02/04/2020
A história do Pássaro e o Medo
A minha história.
Gosto muito de animais, vejo cada um deles como criações divinas e, se creio que somos todos um só, também sou uma com esses animais.
Sempre fui uma pessoa amorosa e, inclusive, escondi isso por muito tempo em algum lugar dentro de mim, como um tesouro a ser protegido.
Cresci acreditando que demonstrar sentimentos era uma fraqueza, para isso temos um nome na Psicologia: "Crença Limitante" - quando acreditamos em algo que nos limita e não é, necessariamente, uma verdade a não ser para quem acredita nisso.
Mas sempre fui o que se dizia uma "criança chorona", hoje diria: uma pessoa sensível. Eu sou aquela que chora com filmes, aquela que chora com a maldade humana com os animais.
Eu também sempre gostei de animais, mas ao mesmo tempo, sempre fui uma criança medrosa. Sempre tive medo de tudo, principalmente, de sentir dor.
Hoje ainda tenho medo de sentir dor, mas quem não tem, não é mesmo? Mas hoje aprendi que precisamos deixar nossos medos para não cairmos no aprisionamento dos nossos sentimentos, do nosso lado amoroso e generoso e no egoísmo.
Aconteceu uma situação comigo bastante interessante e, também, triste: presenciei a morte de um passarinho ontem. Na verdade, já comecei o dia ontem vendo um post no Facebook sobre pessoas que são maldosas com cães, aquilo me enraiveceu profundamente e a primeira reação foi o pensamento de que gostaria que tais pessoas recebessem à altura do que fazem como punição e consequência.
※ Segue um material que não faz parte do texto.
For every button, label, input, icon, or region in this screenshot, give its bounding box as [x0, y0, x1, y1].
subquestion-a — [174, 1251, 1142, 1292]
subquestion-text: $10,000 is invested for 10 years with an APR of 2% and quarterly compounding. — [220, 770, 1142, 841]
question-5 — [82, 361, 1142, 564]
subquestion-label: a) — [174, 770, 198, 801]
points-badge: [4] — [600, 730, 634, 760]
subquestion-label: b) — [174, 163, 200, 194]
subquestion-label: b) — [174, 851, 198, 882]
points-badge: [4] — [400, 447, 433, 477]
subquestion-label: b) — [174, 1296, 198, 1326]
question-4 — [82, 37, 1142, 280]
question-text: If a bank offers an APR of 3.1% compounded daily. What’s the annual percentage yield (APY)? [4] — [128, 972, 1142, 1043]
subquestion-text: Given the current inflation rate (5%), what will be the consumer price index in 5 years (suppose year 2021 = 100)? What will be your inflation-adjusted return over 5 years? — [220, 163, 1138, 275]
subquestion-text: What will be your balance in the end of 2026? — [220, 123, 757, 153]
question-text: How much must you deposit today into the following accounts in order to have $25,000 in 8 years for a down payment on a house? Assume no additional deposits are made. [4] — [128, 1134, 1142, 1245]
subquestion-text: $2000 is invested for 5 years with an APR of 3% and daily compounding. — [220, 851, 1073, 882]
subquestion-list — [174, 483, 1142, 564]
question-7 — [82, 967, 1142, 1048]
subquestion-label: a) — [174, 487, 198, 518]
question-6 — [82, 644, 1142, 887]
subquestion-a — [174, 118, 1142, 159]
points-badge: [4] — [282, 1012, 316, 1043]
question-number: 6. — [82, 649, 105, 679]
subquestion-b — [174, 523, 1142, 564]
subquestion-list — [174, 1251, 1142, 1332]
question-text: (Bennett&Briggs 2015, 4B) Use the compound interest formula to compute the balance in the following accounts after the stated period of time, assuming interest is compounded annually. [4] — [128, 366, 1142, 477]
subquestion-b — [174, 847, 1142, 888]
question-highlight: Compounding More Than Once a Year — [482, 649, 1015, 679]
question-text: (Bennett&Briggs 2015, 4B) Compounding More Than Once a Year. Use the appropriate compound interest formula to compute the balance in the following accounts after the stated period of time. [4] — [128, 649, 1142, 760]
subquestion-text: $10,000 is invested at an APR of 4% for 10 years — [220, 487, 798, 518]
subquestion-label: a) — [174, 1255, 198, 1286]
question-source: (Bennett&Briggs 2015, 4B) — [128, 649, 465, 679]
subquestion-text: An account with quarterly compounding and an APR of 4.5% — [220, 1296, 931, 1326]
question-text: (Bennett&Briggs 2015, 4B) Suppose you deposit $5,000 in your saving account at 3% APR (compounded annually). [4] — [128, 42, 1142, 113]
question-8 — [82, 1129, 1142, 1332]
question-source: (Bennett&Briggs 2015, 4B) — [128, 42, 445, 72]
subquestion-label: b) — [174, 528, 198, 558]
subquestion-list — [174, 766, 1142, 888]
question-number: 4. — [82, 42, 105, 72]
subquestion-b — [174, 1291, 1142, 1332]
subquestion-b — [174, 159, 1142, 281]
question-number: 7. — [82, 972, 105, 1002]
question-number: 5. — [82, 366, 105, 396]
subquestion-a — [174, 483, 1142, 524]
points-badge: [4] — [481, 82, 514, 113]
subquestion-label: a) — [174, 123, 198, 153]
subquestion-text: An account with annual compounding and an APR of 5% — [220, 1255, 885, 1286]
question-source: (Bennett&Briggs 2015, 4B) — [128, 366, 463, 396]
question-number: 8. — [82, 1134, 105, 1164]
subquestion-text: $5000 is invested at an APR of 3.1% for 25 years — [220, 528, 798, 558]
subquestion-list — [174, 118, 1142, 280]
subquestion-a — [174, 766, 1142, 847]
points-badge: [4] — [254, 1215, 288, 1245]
Em um segundo momento, parei para analisar que rebaixar meu nível de amor para o nível de ódio não faria sentido, coloquei a empatia em prática e me coloquei a rezar pedindo que o coração das pessoas maldosas sejam tocados pela luz do amor.
Pouco tempo depois, enquanto brinco com meu cachorro ocorreu o fato de um passarinho bater no vidro da minha casa e, surpreendentemente, ele não morreu, acredito que tenha machucado as patas. Aquilo partiu meu coração!
Eu não sabia o que fazer, como cuidar dele e, inclusive, me veio o medo de machucá-lo. Medo, o tempo todo. Como o medo pode sobrepor o amor, não é verdade? Quantas oportunidades deixamos passar batidas pelo simples fato de sentir medo de não saber lidar, não dar conta ou ser julgada?
Se, para muitos, cuidar de um pássaro com destino certo de morte é inútil, para mim é ato de amor à mim mesma, amor a natureza, amor ao todo.
Me veio à cabeça de tirá -lo de onde estava para que ficasse seguro e coloquei sobre um jardim, sob a grama. Eu não sabia o que fazer, medo de novo. Por alguma razão, tive medo de me aproximar e ser machucada: não é isso que acontece nos dias de hoje?
Eu o deixei lá até que pensasse em algo, como lidar com a situação? Eu não poderia curar suas patas, mal sabia o que se passava. Me senti impotente. Ele passou lá o dia todo e, de repente, enquanto eu processava tudo... Senti de tentar dar água para ele com um conta-gotas, um pouco de banana amassada numa seringa.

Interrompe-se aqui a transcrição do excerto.